W wieku 38 lat, Alessandro Petacchi to jeden z najstarszych sprinterów w peletonie. Włoch nie daje jednak za wygraną i z wielkimi nadziejami przygotowuje się do sezonu 2012.
Kolarz Lampre-ISD rozpocznie sezon w Australii podczas wyścigu Santos Tour Down Under. Niezwykle doświadczony zawodnik, nie myśli jeszcze o odstawieniu roweru na bok. „Nadal jestem w stanie się ścigać. Może dlatego, że straciłem 2006 rok i przez to mam więcej energii”, powiedział Petacchi. „Nie sądzę, że nadchodzący sezon będzie moim ostatnim w karierze. Chciałbym ścigać się jeszcze co najmniej przez dwa lata”.

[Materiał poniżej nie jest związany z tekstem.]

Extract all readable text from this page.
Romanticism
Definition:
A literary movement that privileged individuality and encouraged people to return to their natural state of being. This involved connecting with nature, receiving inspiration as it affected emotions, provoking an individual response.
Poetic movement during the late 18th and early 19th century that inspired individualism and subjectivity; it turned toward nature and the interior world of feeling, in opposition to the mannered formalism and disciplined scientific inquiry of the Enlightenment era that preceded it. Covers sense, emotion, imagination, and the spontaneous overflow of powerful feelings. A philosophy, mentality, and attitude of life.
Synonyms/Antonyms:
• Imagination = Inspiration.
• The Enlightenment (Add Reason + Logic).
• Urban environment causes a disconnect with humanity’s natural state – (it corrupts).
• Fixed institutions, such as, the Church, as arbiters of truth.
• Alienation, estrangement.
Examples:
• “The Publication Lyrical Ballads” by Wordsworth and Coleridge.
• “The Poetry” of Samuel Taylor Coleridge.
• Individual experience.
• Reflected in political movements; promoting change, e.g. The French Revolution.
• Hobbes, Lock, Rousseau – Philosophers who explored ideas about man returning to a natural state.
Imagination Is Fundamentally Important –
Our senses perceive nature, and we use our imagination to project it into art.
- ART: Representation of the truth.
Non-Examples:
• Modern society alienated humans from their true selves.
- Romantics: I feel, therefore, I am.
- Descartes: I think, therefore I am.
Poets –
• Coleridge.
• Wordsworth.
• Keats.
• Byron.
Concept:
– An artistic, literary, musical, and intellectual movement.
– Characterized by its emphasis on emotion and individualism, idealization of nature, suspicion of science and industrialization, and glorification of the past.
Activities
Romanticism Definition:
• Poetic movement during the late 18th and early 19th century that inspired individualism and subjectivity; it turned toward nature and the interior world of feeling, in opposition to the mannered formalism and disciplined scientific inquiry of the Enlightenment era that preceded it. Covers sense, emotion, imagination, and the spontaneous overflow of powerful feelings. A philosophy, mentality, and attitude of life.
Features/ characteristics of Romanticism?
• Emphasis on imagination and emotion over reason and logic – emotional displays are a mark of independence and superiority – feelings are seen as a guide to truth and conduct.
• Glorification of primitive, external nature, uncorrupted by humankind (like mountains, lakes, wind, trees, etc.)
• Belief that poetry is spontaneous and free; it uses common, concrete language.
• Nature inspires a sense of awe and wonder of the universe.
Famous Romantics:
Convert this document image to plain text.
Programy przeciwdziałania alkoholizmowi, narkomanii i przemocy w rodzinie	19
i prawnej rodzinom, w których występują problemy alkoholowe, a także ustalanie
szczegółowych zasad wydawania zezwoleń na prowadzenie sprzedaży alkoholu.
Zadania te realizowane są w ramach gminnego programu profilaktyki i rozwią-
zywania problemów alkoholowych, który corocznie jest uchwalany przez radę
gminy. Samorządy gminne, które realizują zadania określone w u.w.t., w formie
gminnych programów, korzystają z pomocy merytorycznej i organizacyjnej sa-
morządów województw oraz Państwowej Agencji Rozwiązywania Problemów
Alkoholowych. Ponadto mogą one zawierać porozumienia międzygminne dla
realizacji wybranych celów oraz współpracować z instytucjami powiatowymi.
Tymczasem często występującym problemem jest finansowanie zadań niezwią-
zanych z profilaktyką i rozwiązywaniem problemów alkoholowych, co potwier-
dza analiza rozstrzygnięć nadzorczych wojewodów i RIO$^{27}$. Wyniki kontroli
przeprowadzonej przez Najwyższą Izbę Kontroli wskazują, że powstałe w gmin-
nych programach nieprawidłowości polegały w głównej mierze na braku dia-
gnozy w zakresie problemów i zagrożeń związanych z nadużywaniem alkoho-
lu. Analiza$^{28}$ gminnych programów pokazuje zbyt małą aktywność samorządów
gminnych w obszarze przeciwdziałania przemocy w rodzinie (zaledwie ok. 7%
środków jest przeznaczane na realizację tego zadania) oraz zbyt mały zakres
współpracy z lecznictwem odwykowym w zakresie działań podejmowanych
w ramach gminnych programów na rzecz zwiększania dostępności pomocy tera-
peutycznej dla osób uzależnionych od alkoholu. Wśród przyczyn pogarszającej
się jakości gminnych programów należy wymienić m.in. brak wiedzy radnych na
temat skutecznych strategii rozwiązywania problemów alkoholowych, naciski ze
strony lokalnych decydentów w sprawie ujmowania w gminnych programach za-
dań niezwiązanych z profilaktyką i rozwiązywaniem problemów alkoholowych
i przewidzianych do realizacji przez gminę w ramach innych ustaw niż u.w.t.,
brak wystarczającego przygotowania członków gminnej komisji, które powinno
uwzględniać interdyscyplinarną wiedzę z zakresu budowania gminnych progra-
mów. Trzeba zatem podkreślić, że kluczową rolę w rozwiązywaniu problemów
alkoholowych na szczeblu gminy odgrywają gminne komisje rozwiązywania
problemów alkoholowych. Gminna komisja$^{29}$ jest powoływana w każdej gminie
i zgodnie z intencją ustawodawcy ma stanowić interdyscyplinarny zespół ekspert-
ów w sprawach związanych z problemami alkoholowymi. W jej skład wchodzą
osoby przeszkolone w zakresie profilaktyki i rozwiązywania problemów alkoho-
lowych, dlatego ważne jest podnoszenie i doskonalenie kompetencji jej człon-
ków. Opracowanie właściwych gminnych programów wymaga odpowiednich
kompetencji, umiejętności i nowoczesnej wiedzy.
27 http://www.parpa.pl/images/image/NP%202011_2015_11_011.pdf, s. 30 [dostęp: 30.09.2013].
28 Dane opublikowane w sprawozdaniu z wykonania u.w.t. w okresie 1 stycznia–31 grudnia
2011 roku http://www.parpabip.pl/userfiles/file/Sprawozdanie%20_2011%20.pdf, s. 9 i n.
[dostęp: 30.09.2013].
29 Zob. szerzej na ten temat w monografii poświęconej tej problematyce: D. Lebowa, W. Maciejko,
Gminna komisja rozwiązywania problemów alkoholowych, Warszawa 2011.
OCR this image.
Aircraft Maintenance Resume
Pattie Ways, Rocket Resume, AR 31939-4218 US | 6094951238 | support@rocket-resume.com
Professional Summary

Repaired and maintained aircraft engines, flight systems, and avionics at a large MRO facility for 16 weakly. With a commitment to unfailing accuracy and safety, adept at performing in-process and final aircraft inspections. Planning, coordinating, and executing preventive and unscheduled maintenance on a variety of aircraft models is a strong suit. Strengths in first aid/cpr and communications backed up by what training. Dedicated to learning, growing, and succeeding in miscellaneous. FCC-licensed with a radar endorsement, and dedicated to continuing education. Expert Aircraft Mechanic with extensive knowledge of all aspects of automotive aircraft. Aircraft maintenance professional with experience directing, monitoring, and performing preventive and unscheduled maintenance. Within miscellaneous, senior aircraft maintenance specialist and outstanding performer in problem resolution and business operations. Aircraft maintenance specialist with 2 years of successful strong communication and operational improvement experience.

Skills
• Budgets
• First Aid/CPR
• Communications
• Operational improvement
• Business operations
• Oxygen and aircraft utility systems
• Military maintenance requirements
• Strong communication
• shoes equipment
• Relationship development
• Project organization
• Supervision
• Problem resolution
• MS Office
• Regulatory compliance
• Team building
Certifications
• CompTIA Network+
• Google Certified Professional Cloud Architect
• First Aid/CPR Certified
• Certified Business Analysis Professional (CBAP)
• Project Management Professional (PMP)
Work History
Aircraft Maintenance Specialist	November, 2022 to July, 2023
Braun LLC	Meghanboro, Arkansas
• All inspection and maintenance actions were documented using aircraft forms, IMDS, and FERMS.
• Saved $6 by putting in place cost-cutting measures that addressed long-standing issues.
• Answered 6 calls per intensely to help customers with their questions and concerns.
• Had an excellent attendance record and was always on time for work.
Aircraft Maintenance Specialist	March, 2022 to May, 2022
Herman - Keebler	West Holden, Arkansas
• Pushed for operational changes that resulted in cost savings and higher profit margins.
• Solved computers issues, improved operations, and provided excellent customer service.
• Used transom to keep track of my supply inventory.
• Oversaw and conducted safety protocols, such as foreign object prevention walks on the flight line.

„Ale Jet” jest jednym z najbardziej utytułowanych kolarzy z Półwyspu Apenińskiego. W liczbie zwycięstw, ustępuje tylko takim „tuzom” jak: Francesco Moser, Giuseppe Saronni oraz Mario Cipollini. „Super Mario” ma ich w sumie 191. Petacchi traci zatem do niego 11. triumfów. Sprinter Lampre-ISD uważa, że ta liczba jest w jego zasięgu, a wyprzedzenie Cipolliniego w tej klasyfikacji byłoby przyjemnym zwieńczeniem jego kariery.
„Jeśli udałoby mi się pokonać Cipolliniego, byłaby to dla mnie olbrzymia satysfakcja. Mario jest wielkim mistrzem. Fajnie byłoby pokonać jego osiągnięcia. Gdy jeszcze się ścigał, bardzo mi to pomagało, ponieważ rywalizowałem z nim o prestiż we Włoszech. Gdy byłby cudzoziemcem, to już nie byłoby to samo. Z drugiej strony pomagaliśmy sobie. On dokonał poważnego zwrotu w mojej karierze, ponieważ gdy wygrał mistrzostwo świata – to ja go rozprowadzałem”, kończy.
Petacchi prawdopodobnie w tym roku nie wystartuje w Giro d`Italia, by dobrze przygotować się do Tour de France. Włoch chce walczyć o zieloną koszulkę z Markiem Cavendishem (Sky Team).